A recount has been ordered in the key state of Florida to determine who has won the United States presidential election. The count became necessary after the Democrat, Al Gore, and the Republican, George Bush, finished only several hundred votes apart.

The race is so close nationally, that whoever wins in Florida will take the presidency.

Near final results put both Gore and Bush on 48 per cent of the vote, with Gore less than 300,000 votes ahead out of nearly 100 million votes cast.

But the winner of the popular vote will not necessarily become president.

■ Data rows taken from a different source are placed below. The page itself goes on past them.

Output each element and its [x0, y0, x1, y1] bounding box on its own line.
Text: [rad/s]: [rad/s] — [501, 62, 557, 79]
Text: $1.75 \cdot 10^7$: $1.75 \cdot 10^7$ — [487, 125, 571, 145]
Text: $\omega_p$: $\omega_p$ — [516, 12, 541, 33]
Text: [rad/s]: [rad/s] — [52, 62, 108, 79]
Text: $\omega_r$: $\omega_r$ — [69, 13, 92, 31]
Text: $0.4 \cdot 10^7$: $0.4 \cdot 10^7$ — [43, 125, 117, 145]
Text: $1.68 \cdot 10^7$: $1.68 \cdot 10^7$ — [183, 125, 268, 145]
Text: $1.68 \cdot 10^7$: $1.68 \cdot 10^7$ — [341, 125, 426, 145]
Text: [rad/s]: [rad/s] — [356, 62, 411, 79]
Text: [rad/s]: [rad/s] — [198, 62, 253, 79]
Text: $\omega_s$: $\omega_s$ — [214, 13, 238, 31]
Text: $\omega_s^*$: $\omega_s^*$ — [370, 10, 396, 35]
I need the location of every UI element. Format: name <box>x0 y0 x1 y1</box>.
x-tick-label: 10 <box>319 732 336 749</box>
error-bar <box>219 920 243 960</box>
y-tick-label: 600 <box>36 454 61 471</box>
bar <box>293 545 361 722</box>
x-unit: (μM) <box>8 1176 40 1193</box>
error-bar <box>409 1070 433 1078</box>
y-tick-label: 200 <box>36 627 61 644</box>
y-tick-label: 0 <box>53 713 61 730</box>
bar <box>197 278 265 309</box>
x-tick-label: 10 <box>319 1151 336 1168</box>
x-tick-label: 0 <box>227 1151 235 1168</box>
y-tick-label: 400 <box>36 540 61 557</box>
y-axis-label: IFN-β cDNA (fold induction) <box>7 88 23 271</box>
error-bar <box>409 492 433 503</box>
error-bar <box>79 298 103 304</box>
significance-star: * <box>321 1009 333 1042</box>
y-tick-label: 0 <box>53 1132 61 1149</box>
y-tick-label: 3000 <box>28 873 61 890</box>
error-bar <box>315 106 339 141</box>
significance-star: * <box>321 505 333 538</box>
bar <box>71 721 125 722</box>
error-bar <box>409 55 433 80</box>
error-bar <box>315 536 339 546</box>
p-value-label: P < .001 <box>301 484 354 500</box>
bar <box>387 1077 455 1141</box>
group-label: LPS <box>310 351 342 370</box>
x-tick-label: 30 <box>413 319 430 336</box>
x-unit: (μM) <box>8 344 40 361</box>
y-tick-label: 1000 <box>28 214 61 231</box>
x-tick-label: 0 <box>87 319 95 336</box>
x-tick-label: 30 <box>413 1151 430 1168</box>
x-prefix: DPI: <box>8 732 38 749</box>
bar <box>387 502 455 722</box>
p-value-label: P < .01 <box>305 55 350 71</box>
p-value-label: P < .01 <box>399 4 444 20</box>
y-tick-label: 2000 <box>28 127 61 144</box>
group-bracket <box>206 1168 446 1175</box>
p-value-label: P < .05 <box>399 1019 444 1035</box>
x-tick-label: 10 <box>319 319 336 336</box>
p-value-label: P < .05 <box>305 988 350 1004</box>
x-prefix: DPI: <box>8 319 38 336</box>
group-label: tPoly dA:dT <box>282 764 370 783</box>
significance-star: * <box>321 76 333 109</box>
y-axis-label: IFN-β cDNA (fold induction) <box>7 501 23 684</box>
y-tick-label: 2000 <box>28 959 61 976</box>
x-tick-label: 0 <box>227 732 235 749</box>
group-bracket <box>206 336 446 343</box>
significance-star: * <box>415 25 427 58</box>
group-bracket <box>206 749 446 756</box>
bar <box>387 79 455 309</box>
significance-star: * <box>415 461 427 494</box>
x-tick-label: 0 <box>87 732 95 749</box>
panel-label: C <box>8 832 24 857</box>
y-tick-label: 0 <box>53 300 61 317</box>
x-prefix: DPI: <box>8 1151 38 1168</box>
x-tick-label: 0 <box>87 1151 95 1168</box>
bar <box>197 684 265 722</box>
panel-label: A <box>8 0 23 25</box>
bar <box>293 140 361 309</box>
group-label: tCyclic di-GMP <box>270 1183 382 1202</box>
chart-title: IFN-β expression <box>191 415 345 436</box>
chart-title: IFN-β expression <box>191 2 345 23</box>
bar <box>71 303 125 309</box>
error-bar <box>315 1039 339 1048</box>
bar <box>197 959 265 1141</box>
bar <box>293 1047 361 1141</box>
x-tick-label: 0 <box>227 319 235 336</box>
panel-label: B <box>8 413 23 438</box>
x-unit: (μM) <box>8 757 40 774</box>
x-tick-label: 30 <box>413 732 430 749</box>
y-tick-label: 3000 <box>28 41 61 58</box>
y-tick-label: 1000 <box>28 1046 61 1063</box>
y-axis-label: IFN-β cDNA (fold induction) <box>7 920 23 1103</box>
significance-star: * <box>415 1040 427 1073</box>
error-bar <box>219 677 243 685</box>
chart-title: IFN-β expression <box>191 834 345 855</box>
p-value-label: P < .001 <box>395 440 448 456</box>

Voters choose an Electoral College of 538 members, which in turn elects the president.

With two states left to file their results, Gore had 260 votes and Bush 246. Only Florida’s 25 votes would bring the candidates enough votes to secure a victory.

Florida’s attorney-general, Bob Butterworth, said the state’s law required a recount because the margin was so narrow. The result is unlikely before late Wednesday or early Thursday, Central European Time.

The close finish comes after the US television networks forecast a Bush victory in Florida and declared Bush as the new president. They were later forced to retract the statement.

Nevertheless, he remains slightly ahead in the vote count in the state, in which his brother Jeb is governor. Bush’s campaign manager said he was confident Bush’s lead would be confirmed in the recount.

If Bush wins, the Republicans will be back in the White House for the first time in eight years. His victory would make him the first son of a former president since John Quincy Adams in 1825 to follow his father into the White House.

A victory would also have huge personal significance for the 54 year-old governor of Texas. It was Bill Clinton who unseated George Bush senior in 1992, and Bush relished the idea of defeating Clinton’s vice-president, Gore.

Bush dealt blows to the Democrats with early victories in Gore’s home state of Tennessee as well as Arkansas – the home of the outgoing president, Bill Clinton. For Gore, on the other hand there were important victories in California, Michigan and Pennsylvania.

In Congress, the Republicans successfully defended their majority in the House of Representatives and look set do so in the Senate.

In New York, Hillary Clinton made history by becoming the first First Lady to be elected to public office. She beat her Republican challenger for a Senate seat by a comfortable half a million votes.